The truth is that Obama cited the Supreme Leader when it was still a clever tactic to highlight Khamenei’s supposed concern over the tally. He stresses the Islamic republic because ALL sides see themselves as heirs to the legacy of 1979. The opposition shouts Allah-o Akbar from the rooftops. Hitchens doesn't really have any positive suggestions, just scorn for all things religious. If Obama took his advice he'd be a fool.

This article does drone on for a bit about the Iranian perceptions towards Britain, but once we get to the three points in the middle, he's really cooking. Any article with bullet points is about the bullets. Bullet number one:
There is nothing at all that any Western country can do to avoid the charge of intervening in Iran's internal affairs. The deep belief that everything—especially anything in English—is already and by definition an intervention is part of the very identity and ideology of the theocracy.
Gee, what does this pertain to? Is there someone who is using measured language about Iran so as not to appear meddlesome?

Point three is a straw man about how if people listened to writers and poets and not to only the clerics to gauge the mood in Iran, they wouldn't have been so surprised about the events unfolding. Speaking as someone who had a floating five dollar bet that there would be revolution in Iran, I don't recall Hitchens predicting this uprising based on some poem he'd read.

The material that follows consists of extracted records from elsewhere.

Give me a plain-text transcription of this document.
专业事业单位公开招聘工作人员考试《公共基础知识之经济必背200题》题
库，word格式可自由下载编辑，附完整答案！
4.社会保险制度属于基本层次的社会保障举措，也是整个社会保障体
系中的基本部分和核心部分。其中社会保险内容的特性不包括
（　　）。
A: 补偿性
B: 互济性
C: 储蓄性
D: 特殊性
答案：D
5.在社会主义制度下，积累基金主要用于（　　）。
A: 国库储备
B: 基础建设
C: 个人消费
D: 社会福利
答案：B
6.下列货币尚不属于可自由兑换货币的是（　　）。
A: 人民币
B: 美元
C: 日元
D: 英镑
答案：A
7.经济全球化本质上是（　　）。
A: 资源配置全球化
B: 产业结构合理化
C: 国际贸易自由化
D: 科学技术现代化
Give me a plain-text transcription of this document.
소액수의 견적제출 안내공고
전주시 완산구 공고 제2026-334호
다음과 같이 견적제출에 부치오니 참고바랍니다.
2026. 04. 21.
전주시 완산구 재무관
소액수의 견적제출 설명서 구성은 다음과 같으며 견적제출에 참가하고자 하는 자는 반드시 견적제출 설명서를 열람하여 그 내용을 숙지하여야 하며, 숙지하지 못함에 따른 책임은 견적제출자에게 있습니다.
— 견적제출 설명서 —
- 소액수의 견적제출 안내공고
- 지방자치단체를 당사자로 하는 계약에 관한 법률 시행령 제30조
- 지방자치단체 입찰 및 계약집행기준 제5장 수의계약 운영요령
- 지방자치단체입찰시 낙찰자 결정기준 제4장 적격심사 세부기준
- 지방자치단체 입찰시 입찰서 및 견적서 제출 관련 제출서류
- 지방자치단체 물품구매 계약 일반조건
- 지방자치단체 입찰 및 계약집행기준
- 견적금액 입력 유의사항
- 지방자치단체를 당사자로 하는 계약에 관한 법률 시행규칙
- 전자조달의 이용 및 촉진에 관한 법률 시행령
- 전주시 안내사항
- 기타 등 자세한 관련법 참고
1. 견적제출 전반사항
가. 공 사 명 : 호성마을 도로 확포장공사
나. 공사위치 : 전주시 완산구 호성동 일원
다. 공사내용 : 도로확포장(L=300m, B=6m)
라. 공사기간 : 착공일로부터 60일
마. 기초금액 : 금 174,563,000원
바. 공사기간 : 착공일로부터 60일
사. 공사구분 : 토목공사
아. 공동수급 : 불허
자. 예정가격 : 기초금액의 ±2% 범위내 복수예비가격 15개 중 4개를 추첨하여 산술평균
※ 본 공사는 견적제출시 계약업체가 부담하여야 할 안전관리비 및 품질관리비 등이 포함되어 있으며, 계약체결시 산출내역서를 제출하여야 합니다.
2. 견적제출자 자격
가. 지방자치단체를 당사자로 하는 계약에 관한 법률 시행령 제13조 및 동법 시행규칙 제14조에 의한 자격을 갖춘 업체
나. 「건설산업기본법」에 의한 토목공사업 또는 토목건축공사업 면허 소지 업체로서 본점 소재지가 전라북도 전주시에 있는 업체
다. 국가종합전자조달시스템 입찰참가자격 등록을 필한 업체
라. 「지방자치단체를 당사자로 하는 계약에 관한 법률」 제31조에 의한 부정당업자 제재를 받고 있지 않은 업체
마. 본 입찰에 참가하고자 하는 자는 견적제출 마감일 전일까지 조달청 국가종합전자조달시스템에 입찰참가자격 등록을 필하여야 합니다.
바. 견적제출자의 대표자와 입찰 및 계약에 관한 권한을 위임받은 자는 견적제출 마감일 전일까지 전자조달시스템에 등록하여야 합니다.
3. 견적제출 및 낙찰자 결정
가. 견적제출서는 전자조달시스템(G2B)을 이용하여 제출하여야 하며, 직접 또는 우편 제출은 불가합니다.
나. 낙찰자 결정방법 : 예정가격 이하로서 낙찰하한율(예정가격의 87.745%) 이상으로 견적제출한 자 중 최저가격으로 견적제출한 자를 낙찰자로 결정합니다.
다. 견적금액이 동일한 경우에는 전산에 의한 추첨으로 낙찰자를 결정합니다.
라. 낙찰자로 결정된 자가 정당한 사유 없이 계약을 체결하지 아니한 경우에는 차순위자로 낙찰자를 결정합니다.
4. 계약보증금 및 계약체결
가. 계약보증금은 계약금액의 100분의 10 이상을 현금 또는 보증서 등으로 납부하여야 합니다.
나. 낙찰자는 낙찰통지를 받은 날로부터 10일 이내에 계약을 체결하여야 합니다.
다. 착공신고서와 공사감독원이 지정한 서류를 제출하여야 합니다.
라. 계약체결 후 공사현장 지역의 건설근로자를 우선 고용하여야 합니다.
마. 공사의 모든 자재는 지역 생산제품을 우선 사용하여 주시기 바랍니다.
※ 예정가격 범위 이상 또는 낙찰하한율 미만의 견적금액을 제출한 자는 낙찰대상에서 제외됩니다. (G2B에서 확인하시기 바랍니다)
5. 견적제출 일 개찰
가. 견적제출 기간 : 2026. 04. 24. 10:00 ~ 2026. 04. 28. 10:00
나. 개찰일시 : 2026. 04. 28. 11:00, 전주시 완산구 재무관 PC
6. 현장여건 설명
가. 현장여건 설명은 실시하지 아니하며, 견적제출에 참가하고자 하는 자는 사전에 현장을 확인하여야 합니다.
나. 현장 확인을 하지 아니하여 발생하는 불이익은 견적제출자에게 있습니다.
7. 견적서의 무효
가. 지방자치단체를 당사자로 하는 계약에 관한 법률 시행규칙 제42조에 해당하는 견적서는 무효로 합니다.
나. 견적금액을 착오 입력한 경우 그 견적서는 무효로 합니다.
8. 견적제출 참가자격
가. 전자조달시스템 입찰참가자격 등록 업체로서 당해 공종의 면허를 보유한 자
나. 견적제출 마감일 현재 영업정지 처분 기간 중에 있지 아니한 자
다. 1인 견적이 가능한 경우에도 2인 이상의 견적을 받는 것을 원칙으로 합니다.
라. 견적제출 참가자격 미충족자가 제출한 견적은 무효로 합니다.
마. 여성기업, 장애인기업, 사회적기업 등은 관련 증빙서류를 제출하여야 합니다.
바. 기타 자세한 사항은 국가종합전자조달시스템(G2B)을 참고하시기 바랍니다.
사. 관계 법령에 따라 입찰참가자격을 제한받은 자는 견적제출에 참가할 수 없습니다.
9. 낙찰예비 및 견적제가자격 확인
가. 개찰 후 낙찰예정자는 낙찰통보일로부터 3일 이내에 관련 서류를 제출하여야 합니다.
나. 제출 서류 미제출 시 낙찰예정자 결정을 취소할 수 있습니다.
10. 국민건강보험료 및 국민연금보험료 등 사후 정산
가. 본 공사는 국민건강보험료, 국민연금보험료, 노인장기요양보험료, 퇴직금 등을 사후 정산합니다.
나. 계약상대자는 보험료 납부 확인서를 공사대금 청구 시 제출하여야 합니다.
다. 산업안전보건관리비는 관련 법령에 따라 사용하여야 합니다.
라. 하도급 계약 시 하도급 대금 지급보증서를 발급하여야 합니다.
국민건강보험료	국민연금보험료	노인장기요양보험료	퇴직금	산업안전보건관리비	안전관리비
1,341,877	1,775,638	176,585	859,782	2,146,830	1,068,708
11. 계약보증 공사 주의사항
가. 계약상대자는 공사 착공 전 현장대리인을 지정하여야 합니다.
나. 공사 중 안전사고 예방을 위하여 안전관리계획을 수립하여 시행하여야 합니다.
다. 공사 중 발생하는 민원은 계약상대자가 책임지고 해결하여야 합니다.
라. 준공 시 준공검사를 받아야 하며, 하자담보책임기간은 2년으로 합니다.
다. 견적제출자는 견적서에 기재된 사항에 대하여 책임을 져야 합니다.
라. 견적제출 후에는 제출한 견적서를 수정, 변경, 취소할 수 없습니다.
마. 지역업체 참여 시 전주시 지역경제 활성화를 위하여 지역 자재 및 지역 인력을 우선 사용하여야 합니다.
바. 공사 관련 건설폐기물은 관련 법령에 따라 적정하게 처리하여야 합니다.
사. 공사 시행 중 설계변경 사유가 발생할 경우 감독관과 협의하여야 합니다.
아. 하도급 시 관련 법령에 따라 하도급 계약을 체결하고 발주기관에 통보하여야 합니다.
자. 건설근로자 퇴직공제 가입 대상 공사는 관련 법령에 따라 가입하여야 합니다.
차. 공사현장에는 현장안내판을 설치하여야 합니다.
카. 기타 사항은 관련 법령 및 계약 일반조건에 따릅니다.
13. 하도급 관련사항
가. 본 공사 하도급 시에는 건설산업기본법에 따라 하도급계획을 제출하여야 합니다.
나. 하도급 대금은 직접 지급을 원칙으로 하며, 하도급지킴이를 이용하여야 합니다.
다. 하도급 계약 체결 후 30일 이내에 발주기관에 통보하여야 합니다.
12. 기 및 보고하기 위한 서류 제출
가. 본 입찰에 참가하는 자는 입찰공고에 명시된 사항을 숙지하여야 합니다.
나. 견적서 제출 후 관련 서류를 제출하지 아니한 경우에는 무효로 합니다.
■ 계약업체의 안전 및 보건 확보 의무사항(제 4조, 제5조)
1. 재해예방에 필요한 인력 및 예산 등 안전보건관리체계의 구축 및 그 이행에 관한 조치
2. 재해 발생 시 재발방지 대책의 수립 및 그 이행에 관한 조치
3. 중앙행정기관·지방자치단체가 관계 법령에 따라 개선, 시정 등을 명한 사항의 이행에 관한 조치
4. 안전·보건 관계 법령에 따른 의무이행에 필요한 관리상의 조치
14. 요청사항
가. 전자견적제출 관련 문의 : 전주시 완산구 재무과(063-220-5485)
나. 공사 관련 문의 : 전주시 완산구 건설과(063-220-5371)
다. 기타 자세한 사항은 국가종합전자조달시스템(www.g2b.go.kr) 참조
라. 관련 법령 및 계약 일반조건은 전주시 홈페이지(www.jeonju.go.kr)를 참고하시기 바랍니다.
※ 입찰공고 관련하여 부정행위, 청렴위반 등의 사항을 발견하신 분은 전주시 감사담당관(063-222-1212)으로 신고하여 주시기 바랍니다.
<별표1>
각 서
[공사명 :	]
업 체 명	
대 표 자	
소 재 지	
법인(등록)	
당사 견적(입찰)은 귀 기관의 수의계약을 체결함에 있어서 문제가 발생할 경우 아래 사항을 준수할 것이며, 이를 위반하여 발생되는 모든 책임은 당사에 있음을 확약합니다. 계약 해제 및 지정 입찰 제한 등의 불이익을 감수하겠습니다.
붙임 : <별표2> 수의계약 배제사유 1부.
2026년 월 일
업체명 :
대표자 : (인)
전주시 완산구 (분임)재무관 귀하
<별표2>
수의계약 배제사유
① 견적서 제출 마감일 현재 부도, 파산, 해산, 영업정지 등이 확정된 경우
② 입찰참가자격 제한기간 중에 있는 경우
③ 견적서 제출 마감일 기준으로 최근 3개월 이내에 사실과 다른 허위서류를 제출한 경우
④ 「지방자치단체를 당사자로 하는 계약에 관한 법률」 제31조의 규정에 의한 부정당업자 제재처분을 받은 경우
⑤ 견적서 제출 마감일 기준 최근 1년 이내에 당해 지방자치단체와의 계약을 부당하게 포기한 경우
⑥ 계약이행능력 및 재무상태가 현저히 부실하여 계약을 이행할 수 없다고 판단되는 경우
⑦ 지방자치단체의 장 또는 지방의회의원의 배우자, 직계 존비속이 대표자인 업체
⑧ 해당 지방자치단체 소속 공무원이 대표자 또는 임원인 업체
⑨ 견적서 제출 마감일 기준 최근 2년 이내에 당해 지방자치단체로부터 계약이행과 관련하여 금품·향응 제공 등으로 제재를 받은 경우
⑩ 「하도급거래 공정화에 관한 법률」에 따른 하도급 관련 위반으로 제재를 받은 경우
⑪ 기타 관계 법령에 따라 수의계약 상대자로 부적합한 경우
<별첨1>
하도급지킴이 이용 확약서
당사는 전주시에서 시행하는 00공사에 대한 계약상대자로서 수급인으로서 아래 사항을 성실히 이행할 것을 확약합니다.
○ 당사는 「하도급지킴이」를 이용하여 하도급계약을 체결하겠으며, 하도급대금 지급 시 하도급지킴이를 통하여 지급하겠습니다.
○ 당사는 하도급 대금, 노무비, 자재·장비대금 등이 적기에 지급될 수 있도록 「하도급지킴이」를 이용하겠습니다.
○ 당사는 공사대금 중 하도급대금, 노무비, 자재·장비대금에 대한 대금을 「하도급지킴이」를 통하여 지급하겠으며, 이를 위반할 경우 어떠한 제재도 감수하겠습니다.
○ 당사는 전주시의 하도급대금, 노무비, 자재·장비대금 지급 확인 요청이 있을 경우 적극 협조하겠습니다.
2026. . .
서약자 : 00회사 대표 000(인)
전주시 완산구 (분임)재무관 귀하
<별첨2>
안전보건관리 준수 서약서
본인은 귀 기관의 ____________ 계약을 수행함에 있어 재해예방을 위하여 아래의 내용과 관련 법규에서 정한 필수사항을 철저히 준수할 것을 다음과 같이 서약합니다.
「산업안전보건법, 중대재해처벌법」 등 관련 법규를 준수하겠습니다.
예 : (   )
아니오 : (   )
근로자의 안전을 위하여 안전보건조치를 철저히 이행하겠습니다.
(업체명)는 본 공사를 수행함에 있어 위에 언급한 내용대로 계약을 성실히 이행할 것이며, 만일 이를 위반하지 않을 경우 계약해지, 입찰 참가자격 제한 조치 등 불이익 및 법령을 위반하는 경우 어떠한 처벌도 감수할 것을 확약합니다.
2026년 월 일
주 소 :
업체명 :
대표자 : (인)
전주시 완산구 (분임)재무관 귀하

I don't equate CH with the right-wingers because he's bucking a liberal, though Obama's response would have probably been the same had he been a Republican. I suspicion his more overheated drumbeats because he's been a warmonger. I like some of his writing, when he's calm, but here, he's just saying he deplores the bad guys more than everyone else, and I don't think that passes for a real idea.